Camuccini's authority held sway until his death, affecting several generations of Roman artists and scholars as a teacher, policy maker, conservator, and curator as well as a painter. Camuccini represented the end of the Roman classical tradition, already perceived as moribund in his last years by younger Nazarene and Purismo artists [rejected neoclassicism and emulated Raphael]. Nonetheless, his aggressive insistence on upholding the eighteenth-century Roman authority of draftsmanship, the unswerving commitment to the High Renaissance, and the notion of the artist as an engaged public servant remain Camuccini's lasting contributions.
Jon L. Seydl, from Art in Rome in the Eighteenth Century (2000), pp. 341-342.

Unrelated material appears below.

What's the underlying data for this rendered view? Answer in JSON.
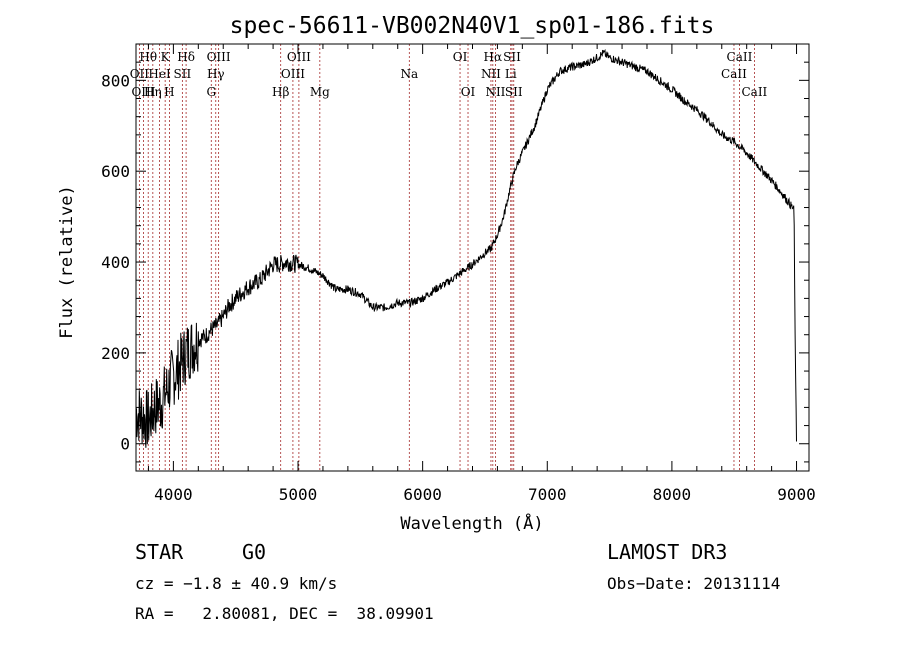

http://www.philamuseum.org/collections/biography/8231.html
SBMA CURATORIAL LABELS
Camuccini was the leading Roman exponent of early 19th-century Neoclassicism. The style is characterized by hard, clear draftsmanship, bold colors, sculptural figures and archaeologically correct details.
This painting is based on the account of the assassination of the Emperor Caesar (44 B.C.) in Plutarch’s Life of Brutus (1st century A.D.) The event took place in the Theater of Pompey, recreated here and overseen by an ancient Roman sculpture thought to represent Pompey, the great Roman leader and general. As he is attacked by knifewielding assailants, Caesar falls to one knee and gestures toward his comrade Brutus, who looks away. The painting is probably also based on a popular play of 1786. The overthrow of a dictator is a subject that would have had strong political overtones in Europe in the 1790s. This painting is a smaller version of a monumentally-scaled original, begun in 1793 and now in Naples. This reduced version was commissioned by Mrs. Cecilia Douglas, a wealthy Scottish woman living in Rome.